The injury kept him out of the USA All-American Bowl. “Physically, I just couldn’t do it,” McCarthy said.

He had scheduled a recruiting trip to Montana when Eastern assistant Ryan Sawyer called from Cheney.

Familiar with the Spokane area from a youth spent partly in Orofino, Idaho, McCarthy made the trip – and swiftly made a commitment to the Eagles.

An only child, he felt a familial connection with the Eastern players, including linebackers Zach Johnson and J.C. Sherritt. Despite a preseason knee injury, he was the only true freshman to play on defense in 2011.

During the next offseason, he began to feel ill, but wrote it off to a recent appendectomy.
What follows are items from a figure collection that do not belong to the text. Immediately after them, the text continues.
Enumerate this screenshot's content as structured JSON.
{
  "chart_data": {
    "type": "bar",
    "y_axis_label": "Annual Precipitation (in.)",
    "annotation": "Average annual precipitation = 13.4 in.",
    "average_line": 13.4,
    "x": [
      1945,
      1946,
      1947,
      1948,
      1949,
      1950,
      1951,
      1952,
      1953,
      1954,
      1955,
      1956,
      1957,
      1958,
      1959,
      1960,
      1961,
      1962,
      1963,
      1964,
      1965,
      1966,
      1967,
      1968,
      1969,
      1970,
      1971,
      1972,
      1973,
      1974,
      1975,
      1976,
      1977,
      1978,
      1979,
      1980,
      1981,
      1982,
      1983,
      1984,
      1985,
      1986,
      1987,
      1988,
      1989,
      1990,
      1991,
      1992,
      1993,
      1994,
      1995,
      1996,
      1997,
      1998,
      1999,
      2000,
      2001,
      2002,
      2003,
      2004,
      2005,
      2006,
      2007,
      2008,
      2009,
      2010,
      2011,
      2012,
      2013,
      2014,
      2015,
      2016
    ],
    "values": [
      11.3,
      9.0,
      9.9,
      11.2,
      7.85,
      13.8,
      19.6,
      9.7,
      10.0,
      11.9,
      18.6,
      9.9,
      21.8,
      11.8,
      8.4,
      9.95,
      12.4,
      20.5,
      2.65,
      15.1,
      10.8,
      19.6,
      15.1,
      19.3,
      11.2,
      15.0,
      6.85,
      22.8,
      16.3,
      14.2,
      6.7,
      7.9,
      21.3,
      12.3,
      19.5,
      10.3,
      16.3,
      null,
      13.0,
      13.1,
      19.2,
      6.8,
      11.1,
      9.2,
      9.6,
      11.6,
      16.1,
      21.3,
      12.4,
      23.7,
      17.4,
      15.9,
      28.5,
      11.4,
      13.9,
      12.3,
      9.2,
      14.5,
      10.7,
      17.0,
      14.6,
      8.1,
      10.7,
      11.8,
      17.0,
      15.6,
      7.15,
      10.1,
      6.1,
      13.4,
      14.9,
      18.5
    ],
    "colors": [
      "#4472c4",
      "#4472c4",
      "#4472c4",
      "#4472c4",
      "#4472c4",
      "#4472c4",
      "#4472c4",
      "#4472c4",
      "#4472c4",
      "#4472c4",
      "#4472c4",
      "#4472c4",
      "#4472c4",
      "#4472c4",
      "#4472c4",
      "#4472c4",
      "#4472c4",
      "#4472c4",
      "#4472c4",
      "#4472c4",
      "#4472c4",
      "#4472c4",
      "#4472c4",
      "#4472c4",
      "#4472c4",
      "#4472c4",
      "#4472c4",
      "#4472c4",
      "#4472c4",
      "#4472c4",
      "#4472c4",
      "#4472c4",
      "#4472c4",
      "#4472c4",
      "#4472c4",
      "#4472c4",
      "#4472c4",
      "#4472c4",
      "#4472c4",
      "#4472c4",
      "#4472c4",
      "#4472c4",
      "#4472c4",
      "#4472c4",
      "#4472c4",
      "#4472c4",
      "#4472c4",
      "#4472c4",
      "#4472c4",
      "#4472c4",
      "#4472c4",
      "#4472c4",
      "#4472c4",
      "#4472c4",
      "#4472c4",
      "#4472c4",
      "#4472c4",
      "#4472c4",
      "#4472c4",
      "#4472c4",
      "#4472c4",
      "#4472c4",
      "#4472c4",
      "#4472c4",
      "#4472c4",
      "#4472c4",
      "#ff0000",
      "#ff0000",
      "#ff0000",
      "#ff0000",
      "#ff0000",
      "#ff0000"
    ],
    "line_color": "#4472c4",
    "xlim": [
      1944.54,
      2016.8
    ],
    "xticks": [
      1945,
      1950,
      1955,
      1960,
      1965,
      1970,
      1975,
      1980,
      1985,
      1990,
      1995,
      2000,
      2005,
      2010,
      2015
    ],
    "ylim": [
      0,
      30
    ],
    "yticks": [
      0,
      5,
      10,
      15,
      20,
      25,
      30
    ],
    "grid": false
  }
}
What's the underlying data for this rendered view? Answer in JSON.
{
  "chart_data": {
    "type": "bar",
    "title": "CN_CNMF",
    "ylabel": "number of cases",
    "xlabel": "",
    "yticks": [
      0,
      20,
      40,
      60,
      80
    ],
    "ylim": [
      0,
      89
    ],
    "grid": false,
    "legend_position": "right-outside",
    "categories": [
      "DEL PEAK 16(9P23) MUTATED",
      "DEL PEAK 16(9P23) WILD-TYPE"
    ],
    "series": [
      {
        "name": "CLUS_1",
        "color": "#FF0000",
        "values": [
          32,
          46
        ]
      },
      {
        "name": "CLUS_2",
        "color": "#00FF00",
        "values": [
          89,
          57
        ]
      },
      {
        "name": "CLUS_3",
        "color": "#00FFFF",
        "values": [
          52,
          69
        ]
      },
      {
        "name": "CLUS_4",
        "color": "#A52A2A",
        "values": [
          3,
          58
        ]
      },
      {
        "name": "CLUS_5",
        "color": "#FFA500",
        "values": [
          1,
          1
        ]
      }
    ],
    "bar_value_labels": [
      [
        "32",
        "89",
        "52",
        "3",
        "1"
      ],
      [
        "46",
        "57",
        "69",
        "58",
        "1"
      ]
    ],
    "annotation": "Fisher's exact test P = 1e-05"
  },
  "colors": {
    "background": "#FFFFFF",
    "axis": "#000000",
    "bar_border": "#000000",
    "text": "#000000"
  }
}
Pounds were dropping, and so was McCarthy, who was passing out from dizziness. “There’s something wrong with you,” said Nate Brookreson, then the strength and conditioning coach.

McCarthy was rushed to a hospital.

By then, McCarthy’s weight had dropped from 230 pounds to 190. He briefly slipped into a coma and was diagnosed with Type 1 diabetes.

“I attacked it like I did everything else,” said McCarthy, who carried an insulin pump, regained the weight and played 12 games the next year as a backup middle linebacker.

Last season, he moved to the top of the depth chart, starting all 15 games and finishing with 115 tackles, 13th-most in school history.

“I’m not the fastest or most athletic guy out there, but I have the ability to read and react, and play faster through my knowledge,” the 21-year-old McCarthy said.

“He’s a great mentor,” sophomore linebacker Miquiyah Zamora said. “He takes the young guys aside and helps them – he cares about people.”

True enough. Recalling his rescue from the ski hill, McCarthy wants to repay the debt. “People were there for me,” McCarthy said.

After earning his degree next spring in exercise science, he’ll pursue an advanced EMT degree.

“Helping people through adversity is pretty big in my life,” McCarthy said.